I haven’t had a single minute of privacy in the hostel since I got here four weeks ago. Even if I’m going to the bathroom or cooking a meal there’s a queue of people waiting to go after me. Stress. Add to this the fact my belongings are mysteriously disappearing. Nothing valuable but it’s still pretty annoying. I didn’t think locking up things like toiletries and clothing would be necessary but unfortunately some people like to take anything they can get to save themselves a few dollars.
One of the good things about constantly being surrounded by people though is how much more grateful I am to be by myself. Whether that’s sitting in a quiet cafe reading a book or going for a walk through the park, the simplest things make me so happy now. And as much as I crave privacy, living in a hostel is a good way to avoid feeling lonely. Last year in Toronto I had my own place but after the first week I constantly felt alone and depressed. I guess it’s healthier to have a balance of the two.

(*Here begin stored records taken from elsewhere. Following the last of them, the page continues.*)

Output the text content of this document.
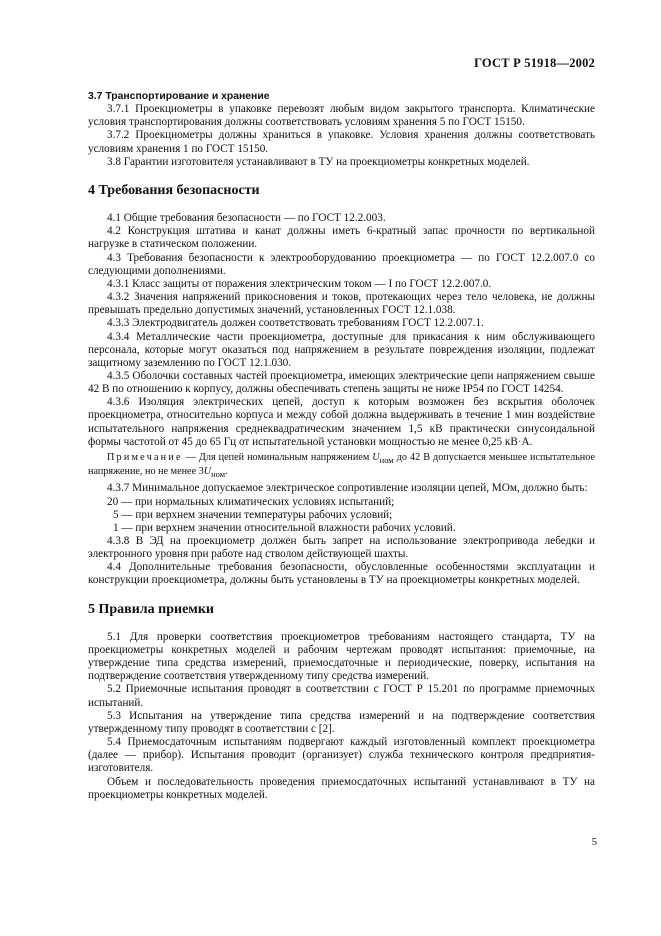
ГОСТ Р 51918—2002

3.7 Транспортирование и хранение

3.7.1 Проекциометры в упаковке перевозят любым видом закрытого транспорта. Климатические условия транспортирования должны соответствовать условиям хранения 5 по ГОСТ 15150.

3.7.2 Проекциометры должны храниться в упаковке. Условия хранения должны соответствовать условиям хранения 1 по ГОСТ 15150.

3.8 Гарантии изготовителя устанавливают в ТУ на проекциометры конкретных моделей.

4 Требования безопасности

4.1 Общие требования безопасности — по ГОСТ 12.2.003.

4.2 Конструкция штатива и канат должны иметь 6-кратный запас прочности по вертикальной нагрузке в статическом положении.

4.3 Требования безопасности к электрооборудованию проекциометра — по ГОСТ 12.2.007.0 со следующими дополнениями.

4.3.1 Класс защиты от поражения электрическим током — I по ГОСТ 12.2.007.0.

4.3.2 Значения напряжений прикосновения и токов, протекающих через тело человека, не должны превышать предельно допустимых значений, установленных ГОСТ 12.1.038.

4.3.3 Электродвигатель должен соответствовать требованиям ГОСТ 12.2.007.1.

4.3.4 Металлические части проекциометра, доступные для прикасания к ним обслуживающего персонала, которые могут оказаться под напряжением в результате повреждения изоляции, подлежат защитному заземлению по ГОСТ 12.1.030.

4.3.5 Оболочки составных частей проекциометра, имеющих электрические цепи напряжением свыше 42 В по отношению к корпусу, должны обеспечивать степень защиты не ниже IP54 по ГОСТ 14254.

4.3.6 Изоляция электрических цепей, доступ к которым возможен без вскрытия оболочек проекциометра, относительно корпуса и между собой должна выдерживать в течение 1 мин воздействие испытательного напряжения среднеквадратическим значением 1,5 кВ практически синусоидальной формы частотой от 45 до 65 Гц от испытательной установки мощностью не менее 0,25 кВ·А.

Примечание — Для цепей номинальным напряжением $U_{ном}$ до 42 В допускается меньшее испытательное напряжение, но не менее $3U_{ном}$.

4.3.7 Минимальное допускаемое электрическое сопротивление изоляции цепей, МОм, должно быть:

20 — при нормальных климатических условиях испытаний;

5 — при верхнем значении температуры рабочих условий;

1 — при верхнем значении относительной влажности рабочих условий.

4.3.8 В ЭД на проекциометр должен быть запрет на использование электропривода лебедки и электронного уровня при работе над стволом действующей шахты.

4.4 Дополнительные требования безопасности, обусловленные особенностями эксплуатации и конструкции проекциометра, должны быть установлены в ТУ на проекциометры конкретных моделей.

5 Правила приемки

5.1 Для проверки соответствия проекциометров требованиям настоящего стандарта, ТУ на проекциометры конкретных моделей и рабочим чертежам проводят испытания: приемочные, на утверждение типа средства измерений, приемосдаточные и периодические, поверку, испытания на подтверждение соответствия утвержденному типу средства измерений.

5.2 Приемочные испытания проводят в соответствии с ГОСТ Р 15.201 по программе приемочных испытаний.

5.3 Испытания на утверждение типа средства измерений и на подтверждение соответствия утвержденному типу проводят в соответствии с [2].

5.4 Приемосдаточным испытаниям подвергают каждый изготовленный комплект проекциометра (далее — прибор). Испытания проводит (организует) служба технического контроля предприятия-изготовителя.

Объем и последовательность проведения приемосдаточных испытаний устанавливают в ТУ на проекциометры конкретных моделей.

5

I also occasionally get really nice roommates (people are in and out every night) that I bond with quickly and get to hang out with at weekends. That makes it all kind of worth it. Like last Sunday, when this lovely girl from Japan introduced herself to me. She barely understood English but she was super friendly. When I asked what her plans were for the day she listed everything she had for breakfast which I found amusing. I invited her to lunch and we had a walk to fishermans wharf to see the seals that live there.
I didn’t really get to spend much more time with her as I was working the rest of the week. But when she left she gave me a little gift of some cookies and some fancy miso soup on which she had written English cooking instructions over Japanese writing. She also gave me this note which made me want to cry because it was so bloody cute.
Ok, maybe she thought my name was Glory all this time but isn’t that the sweetest thing? Suddenly all of the stresses of living here became worth it just for that one moment. It reminded me to stay focused on the good things and it totally cheered me up today.
So even though there will no doubt be more stressful times in this dorm room, I’m happy to know there will also be more very special moments that I’ll remember forever.